A teenage orc sat against one of the standing stones in the outer ring, current eddying around him and a werewolf in work clothes watching over him. The Director glanced at Lyna, who shook her head.

Not my project. You can ask him what he's doin' if you're still here when he wakes up.”

They stopped before a stone in the inner circle, straight and smooth as the day it was carved, with the sign of St. Fay inlaid near the top. Lyna knelt before it, hands resting palm up on her thighs, and craned her neck to address the faintly glowing glyph. “Firial! An heir to the priesthood has answered your call.”

In the silence, the Director felt the pressure of the current building inside her head. She considered kneeling, but it didn't quite feel right for the moment.

Barely a breath after that decision, she became aware of a figure who hasn't been there before, who seemed to fade into view as she watched. A human woman, but nearly as tall as the obelisk beside her, and identical to the statue in the Archive.

“Welcome home, Director,” the goddess said with the gentle coolth of the waning moon. “I'm glad you were able to join us. We have much to discuss.”

***

“Cent for your thoughts?”

Startled, the Director looked up from her plate. They'd retreated to a boardinghouse on the far side of the park, and been given hot sandwiches that Lyna swore were worth coming to town for all on their own. Whether or not that was the case, the Director found herself without appetite.

She shrugged. “It's just a lot to take in.”

“The gods never do anything halfway, do they,” Lyna said. “What's eatin’ you the worst?”

“I think…” the Director said, and thought for a while. “When I joined the Order, I got the sense we were safeguarding history for other people. Protecting the truth until we didn't have to anymore and could teach everyone how the world really worked again. And I was good at it.”

“An' it sounds like you can't think of it like that anymore.”

“No, I can't. Because it's my history now. My eight-greats grandmother was the first head of the Order. She watched her parent die of a broken heart after the Cyclone, because Firial was gone. Trying to stay objective about all this, in the face of that, feels like an insult to her.”

Lyna considered. “Maybe try bein’ subjective, then.”

“What?”

“As I understand it, the gods from the Revival are the ones that really wanted to come back. Every single one of ‘em had somethin' they loved about the world, so much that it held them close and made us able to reach ‘em. Even Firial. You'd think to listen to her she'd be the most distant and impartial of anyone. But every single one of us is here because she decided, as soon as she was back in the world, that she needed her child back too, and she needed mortal help to find him.
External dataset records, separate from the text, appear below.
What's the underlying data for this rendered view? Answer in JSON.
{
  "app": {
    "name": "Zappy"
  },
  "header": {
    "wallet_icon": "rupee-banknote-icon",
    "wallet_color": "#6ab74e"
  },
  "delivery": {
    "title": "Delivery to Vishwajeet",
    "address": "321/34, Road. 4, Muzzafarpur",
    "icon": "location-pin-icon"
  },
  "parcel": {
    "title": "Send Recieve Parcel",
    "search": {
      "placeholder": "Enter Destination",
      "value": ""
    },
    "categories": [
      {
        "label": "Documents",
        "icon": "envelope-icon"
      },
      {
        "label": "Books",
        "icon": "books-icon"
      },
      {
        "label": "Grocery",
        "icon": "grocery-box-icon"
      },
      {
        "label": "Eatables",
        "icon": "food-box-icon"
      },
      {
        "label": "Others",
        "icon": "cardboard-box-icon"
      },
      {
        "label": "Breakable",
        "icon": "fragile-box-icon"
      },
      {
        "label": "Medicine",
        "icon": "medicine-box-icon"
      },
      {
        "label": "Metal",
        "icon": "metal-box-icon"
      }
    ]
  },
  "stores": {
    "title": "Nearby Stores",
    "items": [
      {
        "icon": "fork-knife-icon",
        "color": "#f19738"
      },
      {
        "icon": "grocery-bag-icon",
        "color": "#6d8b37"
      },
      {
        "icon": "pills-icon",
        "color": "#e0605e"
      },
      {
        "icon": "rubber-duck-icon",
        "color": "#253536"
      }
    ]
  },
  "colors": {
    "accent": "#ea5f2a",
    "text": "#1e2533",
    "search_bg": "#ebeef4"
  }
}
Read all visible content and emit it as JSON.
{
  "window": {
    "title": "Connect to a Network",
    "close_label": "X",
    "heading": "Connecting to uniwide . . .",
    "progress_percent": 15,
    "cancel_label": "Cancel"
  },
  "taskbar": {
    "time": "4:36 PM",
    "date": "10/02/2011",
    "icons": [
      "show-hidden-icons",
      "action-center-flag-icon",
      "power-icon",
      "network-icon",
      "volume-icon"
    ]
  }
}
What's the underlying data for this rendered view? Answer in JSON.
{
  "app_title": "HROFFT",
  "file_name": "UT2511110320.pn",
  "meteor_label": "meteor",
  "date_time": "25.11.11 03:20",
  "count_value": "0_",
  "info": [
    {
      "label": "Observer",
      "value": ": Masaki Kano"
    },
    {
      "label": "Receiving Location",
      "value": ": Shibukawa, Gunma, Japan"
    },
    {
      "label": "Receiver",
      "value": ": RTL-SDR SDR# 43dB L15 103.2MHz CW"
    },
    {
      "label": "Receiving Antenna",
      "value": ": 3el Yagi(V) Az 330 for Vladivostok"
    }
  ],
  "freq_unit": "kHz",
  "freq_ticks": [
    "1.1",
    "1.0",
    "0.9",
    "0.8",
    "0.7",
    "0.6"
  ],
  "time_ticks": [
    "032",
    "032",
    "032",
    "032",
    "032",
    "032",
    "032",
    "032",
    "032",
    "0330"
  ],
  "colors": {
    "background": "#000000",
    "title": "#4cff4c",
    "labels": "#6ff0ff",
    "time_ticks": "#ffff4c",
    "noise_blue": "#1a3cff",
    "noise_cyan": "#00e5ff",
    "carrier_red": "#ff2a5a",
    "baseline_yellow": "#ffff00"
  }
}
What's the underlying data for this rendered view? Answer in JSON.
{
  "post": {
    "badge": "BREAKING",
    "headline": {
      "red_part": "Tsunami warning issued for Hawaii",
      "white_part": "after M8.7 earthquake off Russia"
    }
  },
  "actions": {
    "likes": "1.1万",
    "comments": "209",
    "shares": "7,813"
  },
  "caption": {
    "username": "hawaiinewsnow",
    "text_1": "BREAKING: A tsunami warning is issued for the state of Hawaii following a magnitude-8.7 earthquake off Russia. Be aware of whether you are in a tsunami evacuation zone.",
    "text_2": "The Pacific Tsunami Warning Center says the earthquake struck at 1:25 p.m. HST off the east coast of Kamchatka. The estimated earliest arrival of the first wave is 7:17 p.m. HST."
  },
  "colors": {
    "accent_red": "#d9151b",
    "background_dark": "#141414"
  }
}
I say leave the objectivity to folks who're farther away from the history. Study this because you've got ties to it, not in spite of 'em.”

The Director felt that same shrunken and stranded feeling from her dreams. “How?” she asked, mostly at her sandwich.

“Stay a couple days, talk to the librarians here. Maybe they've got somethin’ in their Cyclone archive that'll help you get your bearings. And then you can decide what to do when you feel like you know enough.”

“Spoken like a member of the Order.” The Director looked up. “…Are you?”

“Nah, Firial’s still workin’ out what to do about that. But it could happen.”